Le message est là. Il brille, il m’appelle, il me chuchote des mots que je ne comprends pas, il m’entraîne dans des images que je ne maîtrise pas. Il y a quelque chose.
Je remonte les yeux sur son visage, les siens me dévisagent toujours. Ma gorge commence à me faire mal. Mes tripes se tordent. Est-ce qu’il va sortir, me saisir d’une force surhumaine le dos du cuir avant de m’envoyer contre le mur ? Est-ce que je vais être une de ces victimes que tout le monde voit mais que tout le monde évite là, à Sèvres Babylone, un lundi matin, à 9h passées ? En danger dans l’indifférence générale ?
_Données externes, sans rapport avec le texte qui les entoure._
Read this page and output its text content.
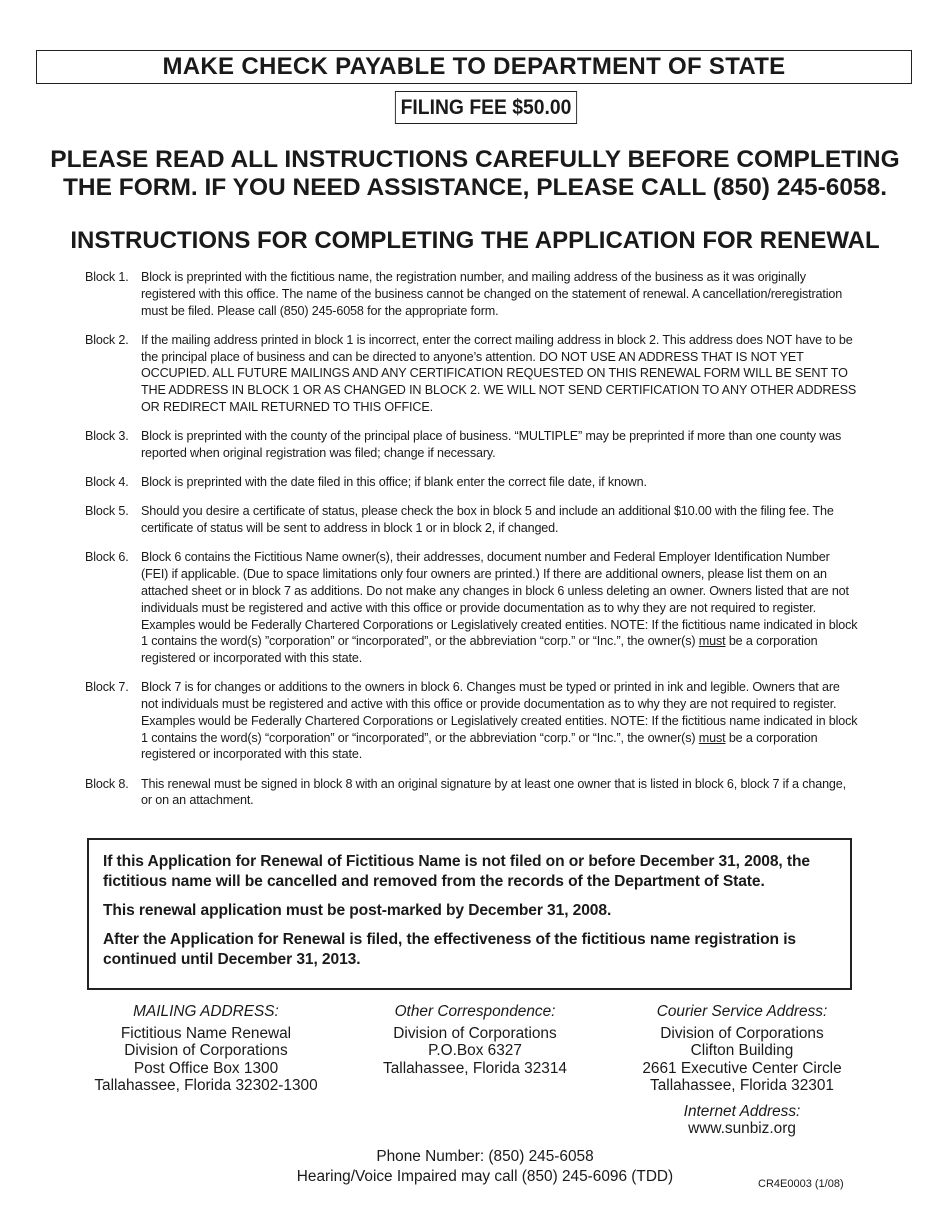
MAKE CHECK PAYABLE TO DEPARTMENT OF STATE
FILING FEE $50.00
PLEASE READ ALL INSTRUCTIONS CAREFULLY BEFORE COMPLETING
THE FORM. IF YOU NEED ASSISTANCE, PLEASE CALL (850) 245-6058.
INSTRUCTIONS FOR COMPLETING THE APPLICATION FOR RENEWAL
Block 1. Block is preprinted with the fictitious name, the registration number, and mailing address of the business as it was originally registered with this office. The name of the business cannot be changed on the statement of renewal. A cancellation/reregistration must be filed. Please call (850) 245-6058 for the appropriate form.
Block 2. If the mailing address printed in block 1 is incorrect, enter the correct mailing address in block 2. This address does NOT have to be the principal place of business and can be directed to anyone’s attention. DO NOT USE AN ADDRESS THAT IS NOT YET OCCUPIED. ALL FUTURE MAILINGS AND ANY CERTIFICATION REQUESTED ON THIS RENEWAL FORM WILL BE SENT TO THE ADDRESS IN BLOCK 1 OR AS CHANGED IN BLOCK 2. WE WILL NOT SEND CERTIFICATION TO ANY OTHER ADDRESS OR REDIRECT MAIL RETURNED TO THIS OFFICE.
Block 3. Block is preprinted with the county of the principal place of business. “MULTIPLE” may be preprinted if more than one county was reported when original registration was filed; change if necessary.
Block 4. Block is preprinted with the date filed in this office; if blank enter the correct file date, if known.
Block 5. Should you desire a certificate of status, please check the box in block 5 and include an additional $10.00 with the filing fee. The certificate of status will be sent to address in block 1 or in block 2, if changed.
Block 6. Block 6 contains the Fictitious Name owner(s), their addresses, document number and Federal Employer Identification Number (FEI) if applicable. (Due to space limitations only four owners are printed.) If there are additional owners, please list them on an attached sheet or in block 7 as additions. Do not make any changes in block 6 unless deleting an owner. Owners listed that are not individuals must be registered and active with this office or provide documentation as to why they are not required to register. Examples would be Federally Chartered Corporations or Legislatively created entities. NOTE: If the fictitious name indicated in block 1 contains the word(s) ”corporation” or “incorporated”, or the abbreviation “corp.” or “Inc.”, the owner(s) must be a corporation registered or incorporated with this state.
Block 7. Block 7 is for changes or additions to the owners in block 6. Changes must be typed or printed in ink and legible. Owners that are not individuals must be registered and active with this office or provide documentation as to why they are not required to register. Examples would be Federally Chartered Corporations or Legislatively created entities. NOTE: If the fictitious name indicated in block 1 contains the word(s) “corporation” or “incorporated”, or the abbreviation “corp.” or “Inc.”, the owner(s) must be a corporation registered or incorporated with this state.
Block 8. This renewal must be signed in block 8 with an original signature by at least one owner that is listed in block 6, block 7 if a change, or on an attachment.

If this Application for Renewal of Fictitious Name is not filed on or before December 31, 2008, the fictitious name will be cancelled and removed from the records of the Department of State.

This renewal application must be post-marked by December 31, 2008.

After the Application for Renewal is filed, the effectiveness of the fictitious name registration is continued until December 31, 2013.

MAILING ADDRESS:
Fictitious Name Renewal
Division of Corporations
Post Office Box 1300
Tallahassee, Florida 32302-1300
Other Correspondence:
Division of Corporations
P.O.Box 6327
Tallahassee, Florida 32314
Courier Service Address:
Division of Corporations
Clifton Building
2661 Executive Center Circle
Tallahassee, Florida 32301
Internet Address:
www.sunbiz.org
Phone Number: (850) 245-6058
Hearing/Voice Impaired may call (850) 245-6096 (TDD)	CR4E0003 (1/08)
N’avais-je pas fait un rêve de ce genre la veille ? Ne m’étais-je pas réveillée brûlante de sueur, avec une boule de larmes au fond de la gorge et l’envie de me couvrir d’une couette gigantesque ? Et si c’était prémonitoire ? Mes pieds s’enfoncent dans le sol. Je me liquéfie sous le poids de son jugement, de son aura.
La sirène du métro sonne et me sort de ma torpeur. La rame part dans le tunnel, l’éloignant de moi au fil des secondes.
Ma gorge se desserre, mais je suis de plomb. Je regarde les phares rouges s’éloigner dans le couloir sombre, et je me laisse entraîner par mon imagination qui fait exploser la rame. Une boule de feu, un bruit affreux, une chaleur suffocante. Quelque chose qui viendrait appuyer la peur qui m’étreint encore, qui viendrait donner du crédit à mon angoisse. Mais il ne se passe rien.
C’était un lundi matin à Paris
Marie Kléber says
Terrifiant. Cela semble si réel. Il y a des regards qui nous poursuivent et nous font perdre pied, qui hantent les jours et les nuits. On sent dans ton texte toute l’angoisse qui monte et terrasse, liquidant tout sur son passage. Je me suis vue descendre parfois d’une rame, avant ma station, tellement la peur était intense.
Que ta journée soit douce.
Julie says
Oui, mais je dois t’avouer que ce texte mélange réalité et fiction… Le sac existe, le message aussi, et c’était bien lundi matin, mais le reste n’est que mon imagination 😉
Mamanchloe says
Excellent ! Je suis vraiment transportée en lisant ton texte. J’adore, tu es très talentueuse !
Sarah Ymum says
Ce texte est sublime. Tu m’as transportée, emportée avec toi dans cette rame moite et bondée.